The oldest stories–nursery rhymes, images of worlds balanced on the backs of turtles, cautionary tales of wolves in kerchiefs–thrive so that we might grow up with them, too. Just as our grandparents did. But also not at all as our grandparents did. The oldest living stories change, just as they stay the same. They adapt. And that often lends complexity and depth.
It’s why Johnny Cash covering a Nine Inch Nails song is so compelling.
Luke Skywalker? “I thought he was a myth.”
Who is Han Solo? A general in the Rebellion? A smuggler? Finn and Rey both know about the legend, but their context is weighted differently dependent on individual upbringing, vocation, and personal interests.
It’s not just the characters either. The change of venue forces us to reexamine too. That planet we all initially assumed was Tatooine? That’s Jakku. There’s an exciting blend of variables and controls. Like the handoff from Greece to Rome, some Zeuses become Jupiters, while Apollo is always Apollo.
In questing after a vanished myth, new heroes are tested, perceptions of the past change. It’s all about perspective. Revisiting a myth and not simply running from it reminds us of the fluidity of story. Plus you get to see payoffs like this:
It’s a remake and a sequel at the same time. In a serial like this, with themes like this, I see that as a function, not a flaw.
Sure we see another trench run on a neo-Death Star. But that’s not the A plot anymore. That’s not the primary concern for us as viewers at that point, right? We’re invested in what’s happening to Rey and Finn just a little more than what’s happening with Poe. Like Maz cranking up the magnification in her goggles and recognizing a familiar gleam in a stranger’s eyes, we’ve already seen Poe’s side of the story before. This iteration of the myth, as told by an apprentice of the former teller, lends more weight to a different thread. By portraying familiar iconography from new angles, the whole shape of the thing changes. We prioritize what was once marginalized. We make headings of the footnotes.
You want a comics example? I’m one of those people who never gets tired of seeing Superman’s origin story. You can bounce a dime off that story, so pan left, right, up, down, or turn around and there are other great stories that build on it. Who doesn’t love an Elseworlds?

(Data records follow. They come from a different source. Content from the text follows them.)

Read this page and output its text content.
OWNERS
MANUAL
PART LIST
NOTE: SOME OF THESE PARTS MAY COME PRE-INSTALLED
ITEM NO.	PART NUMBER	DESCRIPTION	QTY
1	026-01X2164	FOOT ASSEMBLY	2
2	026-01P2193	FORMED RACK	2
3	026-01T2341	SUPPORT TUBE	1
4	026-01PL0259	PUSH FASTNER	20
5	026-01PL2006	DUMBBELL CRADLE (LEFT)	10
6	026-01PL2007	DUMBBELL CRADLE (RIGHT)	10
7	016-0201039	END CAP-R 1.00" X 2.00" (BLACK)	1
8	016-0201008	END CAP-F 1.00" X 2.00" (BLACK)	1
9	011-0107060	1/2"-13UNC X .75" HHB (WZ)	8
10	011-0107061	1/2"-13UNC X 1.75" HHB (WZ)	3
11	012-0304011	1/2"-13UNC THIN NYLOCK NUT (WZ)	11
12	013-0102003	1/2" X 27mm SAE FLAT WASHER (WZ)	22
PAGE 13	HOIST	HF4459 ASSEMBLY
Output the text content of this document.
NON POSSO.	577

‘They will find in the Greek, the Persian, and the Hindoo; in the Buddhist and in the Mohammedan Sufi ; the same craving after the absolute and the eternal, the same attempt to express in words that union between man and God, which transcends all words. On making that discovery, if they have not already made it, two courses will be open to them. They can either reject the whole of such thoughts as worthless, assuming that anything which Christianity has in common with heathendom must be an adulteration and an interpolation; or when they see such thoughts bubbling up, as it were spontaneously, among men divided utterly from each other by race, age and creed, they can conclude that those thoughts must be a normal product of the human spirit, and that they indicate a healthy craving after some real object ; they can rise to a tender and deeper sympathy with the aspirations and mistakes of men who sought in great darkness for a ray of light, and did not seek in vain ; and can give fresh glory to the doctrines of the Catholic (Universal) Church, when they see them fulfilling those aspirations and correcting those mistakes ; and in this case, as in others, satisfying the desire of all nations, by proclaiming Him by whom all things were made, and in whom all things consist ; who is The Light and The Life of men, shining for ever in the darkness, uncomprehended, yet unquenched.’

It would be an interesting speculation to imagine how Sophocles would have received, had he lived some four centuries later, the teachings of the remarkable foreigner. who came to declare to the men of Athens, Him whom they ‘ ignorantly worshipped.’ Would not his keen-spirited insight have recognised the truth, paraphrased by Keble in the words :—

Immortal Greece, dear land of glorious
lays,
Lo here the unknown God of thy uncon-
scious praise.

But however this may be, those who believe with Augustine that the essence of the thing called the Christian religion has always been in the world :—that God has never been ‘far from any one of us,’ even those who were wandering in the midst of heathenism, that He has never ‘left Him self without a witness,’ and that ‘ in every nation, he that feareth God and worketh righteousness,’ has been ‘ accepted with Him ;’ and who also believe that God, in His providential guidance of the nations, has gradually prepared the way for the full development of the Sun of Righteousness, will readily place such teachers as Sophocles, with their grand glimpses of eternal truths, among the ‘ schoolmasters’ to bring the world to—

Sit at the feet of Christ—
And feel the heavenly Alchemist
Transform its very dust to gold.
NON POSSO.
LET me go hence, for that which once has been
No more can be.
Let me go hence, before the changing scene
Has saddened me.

Anyway, that’s what I’ve been thinking about. How Rey offers the promise of seeing Luke’s story all over again, for the first time. How her journey will mirror his, but more importantly how it will diverge. How those who never related to Luke find inspiration in Rey. How Finn’s story, already novel and with only passing comparison to the former ensemble of heroes, will inject even more surprise.
Remember. Every game of Holochess has largely the same pieces. We keep coming back for a reason. Infinite combinations and to test trusted strategies. As to winning and losing, I think there’s a wookiee in all of us. Star Wars, the most potent myth of our times, offers a seat at the table for everybody.